RSA encryption

RSA Algorithm

The idea for a public-private key cryptosystem originally came from Whitfield Diffie and Martin Hellman in 1976, when they published the concept. The original algorithm they created used a shared key created from a number, modulo a prime number. Over the years, many people worked on trying to create a function that would be easy to do one way, but very hard to invert (do it the other way). The final algorithm was completed when, one night, Ron Rivest had a “good deal” of wine at a Passover dinner. Rivest then went home and spent the night finalizing the formula and had the paper to present it almost ready by the next day.

               How does it work? RSA uses a public key and a private key to encrypt data. The public key is meant to be public and to be spread and known by anyone wanting to send a message to the owner of the public key. The private key is mathematically linked to the public key and allows a message encrypted using the public key to be decrypted by using the private key that it is linked with. The keys for RSA encryption are created by using math on two distinct prime numbers to mathematically calculate the private and public keys.

               What makes this special? RSA encryption allows us to encrypt data and ensure that only the user holding the private key can decrypt it. It also allows us to be able to spread around a public key so that someone that wants to send a message us able to encrypt it and ensure that it’s for our eyes only. The algorithm is also designed to be very easy to encrypt data, but trying to crack the encryption is very hard without the private key, giving the users greater security.

               Could we do this algorithm manually? Yes, you could do the math behind calculating the keys and encrypting/ decrypting manually, but the math would be very long and tedious. For the keys to be as secure as possible, you must select large prime numbers and this would be very difficult for a human to do the calculations, so they are almost exclusively done by computers.

               I’m currently very excited to read chapter 6 of “The Pattern on the Stone” because that chapter talks about “secret codes”. I’m hoping they cover a little about RSA type encryption because it’s very commonly used today. I had lunch with Eugene Vasserman, a professor at KSU about a year ago and when handing me his business card, he pointed out the PGP encryption public key on the back of the card. by using this PGP public key, I could encrypt a message that would be just for Prof. Vasserman, much like RSA.

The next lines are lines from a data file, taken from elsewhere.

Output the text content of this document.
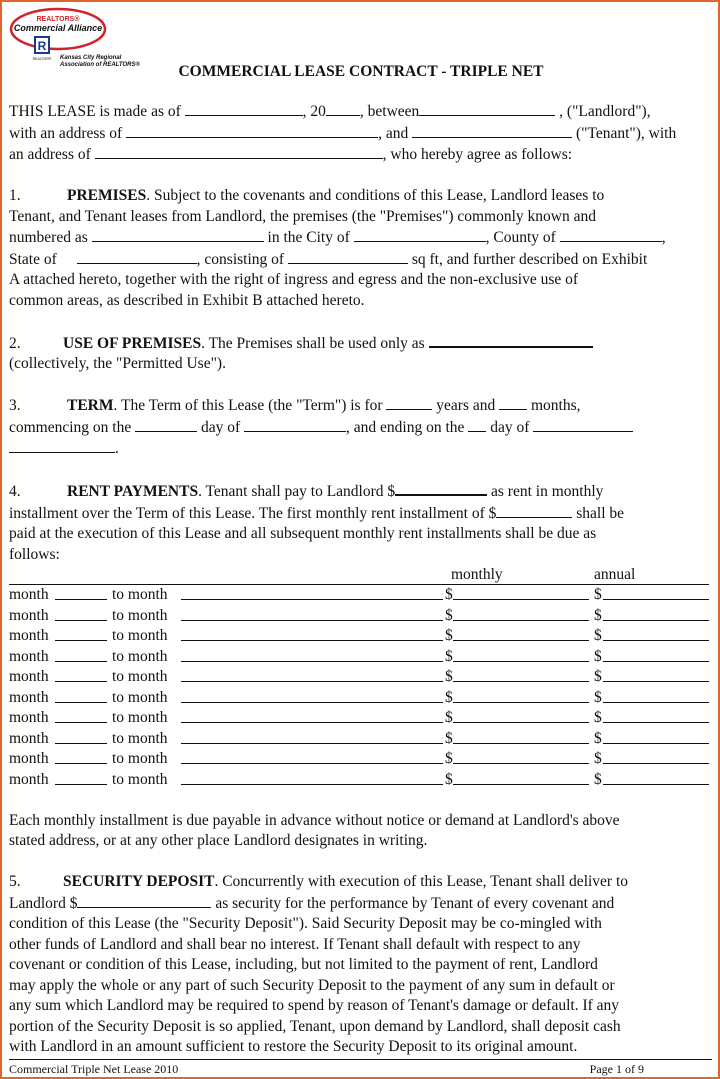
REALTORS®
Commercial Alliance
R
REALTOR® Kansas City Regional
Association of REALTORS®	COMMERCIAL LEASE CONTRACT - TRIPLE NET
THIS LEASE is made as of	, 20 , between	, ("Landlord"),
with an address of	, and	("Tenant"), with
an address of	, who hereby agree as follows:
1.	PREMISES. Subject to the covenants and conditions of this Lease, Landlord leases to
Tenant, and Tenant leases from Landlord, the premises (the "Premises") commonly known and
numbered as	in the City of	, County of	,
State of	, consisting of	sq ft, and further described on Exhibit
A attached hereto, together with the right of ingress and egress and the non-exclusive use of
common areas, as described in Exhibit B attached hereto.
2.	USE OF PREMISES. The Premises shall be used only as
(collectively, the "Permitted Use").
3.	TERM. The Term of this Lease (the "Term") is for	years and months,
commencing on the	day of	, and ending on the day of
.
4.	RENT PAYMENTS. Tenant shall pay to Landlord $	as rent in monthly
installment over the Term of this Lease. The first monthly rent installment of $	shall be
paid at the execution of this Lease and all subsequent monthly rent installments shall be due as
follows:
monthly	annual
month	to month	$	$
month	to month	$	$
month	to month	$	$
month	to month	$	$
month	to month	$	$
month	to month	$	$
month	to month	$	$
month	to month	$	$
month	to month	$	$
month	to month	$	$
Each monthly installment is due payable in advance without notice or demand at Landlord's above
stated address, or at any other place Landlord designates in writing.
5.	SECURITY DEPOSIT. Concurrently with execution of this Lease, Tenant shall deliver to
Landlord $	as security for the performance by Tenant of every covenant and
condition of this Lease (the "Security Deposit"). Said Security Deposit may be co-mingled with
other funds of Landlord and shall bear no interest. If Tenant shall default with respect to any
covenant or condition of this Lease, including, but not limited to the payment of rent, Landlord
may apply the whole or any part of such Security Deposit to the payment of any sum in default or
any sum which Landlord may be required to spend by reason of Tenant's damage or default. If any
portion of the Security Deposit is so applied, Tenant, upon demand by Landlord, shall deposit cash
with Landlord in an amount sufficient to restore the Security Deposit to its original amount.
Commercial Triple Net Lease 2010	Page 1 of 9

               A video I would recommend watching to get more information about the math behind the RSA algorithm is Here: https://www.youtube.com/watch?v=wXB-V_Keiu8. This video is from Khan Academy and helps to explain the math and reasoning behind the way it encrypts data and why we encrypt data using RSA instead of having a shared private key between two people so that they may share messages. The video uses the example of a bank sending messages, and if the bank had to have a specific key for each member, it would have too many keys to keep track of, but if it can have one key to decrypt all messages it receives, this allows the bank to communicate much more effectively. I would highly recommend checking out the video for a great explanation, and maybe searching YouTube for other videos to explain RSA encryption in more depth.